Sharding done with consistent hasing where each erlang node holds a shard range. The placement decided by first byte of value's hmac, so there might be max 256 shards. Ranges defined explicitly by nodes names provided in format {name}-{range beginning inclusive}-{range ending inclusive}@hostname
. If beginning of the range large than ending, the node will hold two ranges flipped over 0.
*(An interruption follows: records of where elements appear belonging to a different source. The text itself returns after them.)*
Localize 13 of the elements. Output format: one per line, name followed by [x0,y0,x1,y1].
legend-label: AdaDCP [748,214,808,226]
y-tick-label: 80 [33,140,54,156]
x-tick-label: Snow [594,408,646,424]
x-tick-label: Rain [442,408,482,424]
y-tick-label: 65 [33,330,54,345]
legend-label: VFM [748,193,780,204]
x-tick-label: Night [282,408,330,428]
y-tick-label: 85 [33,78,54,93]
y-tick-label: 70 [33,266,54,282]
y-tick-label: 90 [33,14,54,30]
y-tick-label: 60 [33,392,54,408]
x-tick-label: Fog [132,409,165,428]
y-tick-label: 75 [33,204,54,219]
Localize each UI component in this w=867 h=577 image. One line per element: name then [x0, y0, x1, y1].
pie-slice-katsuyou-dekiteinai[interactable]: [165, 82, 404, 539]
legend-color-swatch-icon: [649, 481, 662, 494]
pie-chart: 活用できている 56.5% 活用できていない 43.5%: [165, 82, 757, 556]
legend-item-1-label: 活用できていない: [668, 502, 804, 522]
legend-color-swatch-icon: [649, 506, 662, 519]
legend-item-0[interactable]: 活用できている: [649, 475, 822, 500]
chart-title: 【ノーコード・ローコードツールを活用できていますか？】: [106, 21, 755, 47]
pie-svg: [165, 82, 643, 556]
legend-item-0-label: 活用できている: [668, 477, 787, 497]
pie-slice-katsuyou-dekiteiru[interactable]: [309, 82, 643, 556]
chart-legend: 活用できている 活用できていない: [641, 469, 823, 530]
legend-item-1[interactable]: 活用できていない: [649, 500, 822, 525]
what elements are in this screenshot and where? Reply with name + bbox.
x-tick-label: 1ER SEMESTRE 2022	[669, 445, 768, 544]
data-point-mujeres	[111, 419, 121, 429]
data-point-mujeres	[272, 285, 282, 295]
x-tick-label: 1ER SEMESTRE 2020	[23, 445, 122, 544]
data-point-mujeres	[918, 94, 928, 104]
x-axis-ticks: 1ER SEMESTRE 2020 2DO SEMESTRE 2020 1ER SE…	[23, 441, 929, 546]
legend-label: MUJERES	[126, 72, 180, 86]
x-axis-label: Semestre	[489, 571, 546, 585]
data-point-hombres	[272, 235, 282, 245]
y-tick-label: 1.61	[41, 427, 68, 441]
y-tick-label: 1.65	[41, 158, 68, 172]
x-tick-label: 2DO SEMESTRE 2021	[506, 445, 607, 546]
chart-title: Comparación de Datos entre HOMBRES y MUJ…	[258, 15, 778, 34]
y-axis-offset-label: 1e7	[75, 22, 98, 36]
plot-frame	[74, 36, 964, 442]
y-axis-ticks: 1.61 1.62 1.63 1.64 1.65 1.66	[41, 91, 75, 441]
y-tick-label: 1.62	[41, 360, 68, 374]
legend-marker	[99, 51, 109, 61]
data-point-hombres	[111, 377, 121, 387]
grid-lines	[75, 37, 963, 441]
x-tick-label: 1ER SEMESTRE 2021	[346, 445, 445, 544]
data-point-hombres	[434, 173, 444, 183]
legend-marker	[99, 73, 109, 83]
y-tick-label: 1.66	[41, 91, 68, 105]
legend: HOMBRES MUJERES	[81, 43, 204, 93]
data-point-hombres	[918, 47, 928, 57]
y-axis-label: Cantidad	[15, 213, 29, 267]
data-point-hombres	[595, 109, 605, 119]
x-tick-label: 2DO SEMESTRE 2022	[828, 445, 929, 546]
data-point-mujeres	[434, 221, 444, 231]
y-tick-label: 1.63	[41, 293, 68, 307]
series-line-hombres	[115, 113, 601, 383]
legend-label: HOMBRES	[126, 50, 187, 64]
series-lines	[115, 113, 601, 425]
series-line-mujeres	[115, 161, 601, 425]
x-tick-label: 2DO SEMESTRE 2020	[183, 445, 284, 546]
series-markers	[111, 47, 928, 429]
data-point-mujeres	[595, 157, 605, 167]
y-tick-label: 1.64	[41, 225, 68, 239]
The explicit definition of a shard allows flexible configuration for number of shards and copies. For example:
- Single shard, single copy:
seppen-0-255@hostname
- Three shards, single copy:
seppen-0-84@hostname
,seppen-85-169@hostname
,seppen-170-255@hostname
- Three shards, two copies:
seppen-0-169@hostname
,seppen-85-255@hostname
,seppen-170-84@hostname
Seppend been a toy project done mostly to study deployment of erlang apps in Nomad doesn't deal with nodes failures, handovers, brain splits and the rest of the complex distributed data stuff. This maybe get tackled later, during looking at handeling relup and Nomad cluster degradation.
Interface is a cookie-cutter cowboy REST web-server. The web server on each node is stateless, load-balancing done by external means (haproxy or traefik)
$ make test
rebar3 eunit
===> Verifying dependencies...
===> Compiling seppen
===> Performing EUnit tests...
.......
Finished in 0.160 seconds
7 tests, 0 failures
rebar3 ct --name [email protected] --setcookie legNe7mIRCiMEy5X --suite seppen_SUITE
===> Verifying dependencies...
===> Compiling seppen
===> Running Common Test suites...
%%% seppen_SUITE: ..................
All 18 tests passed.
Distribute testing:
$ make dist
rebar3 ct --name [email protected] --setcookie legNe7mIRCiMEy5X --suite seppen_dist_SUITE --readable true -v
===> Verifying dependencies...
===> Compiling seppen
===> Running Common Test suites...
...
TEST INFO: 1 test(s), 6 case(s) in 1 suite(s)
Testing lib.seppen.seppen_dist_SUITE: Starting test, 6 test cases
%%% seppen_dist_SUITE ==> test_put: OK
%%% seppen_dist_SUITE ==> test_get: OK
%%% seppen_dist_SUITE ==> test_get_if_none_match: OK
%%% seppen_dist_SUITE ==> test_get_list: OK
%%% seppen_dist_SUITE ==> test_delete: OK
%%% seppen_dist_SUITE ==> test_get_empty_list: OK
Testing lib.seppen.seppen_dist_SUITE: TEST COMPLETE, 6 ok, 0 failed of 6 test cases
...
Distributed testing suite starts two nodes '[email protected]', '[email protected]' each holding a range and confirms proper distribution of test data across the nodes. Been common tests there are a chance for testing to leave behind slave nodes on test crash, this could be cleaned up by make dist_clean
TBD
Seppen (雪片) means "snowflake" in Japanese and also can be written as 切片, meaning "segment". The name hints on ephemeral nature of in-memory store and its distributed "sharded" architecture.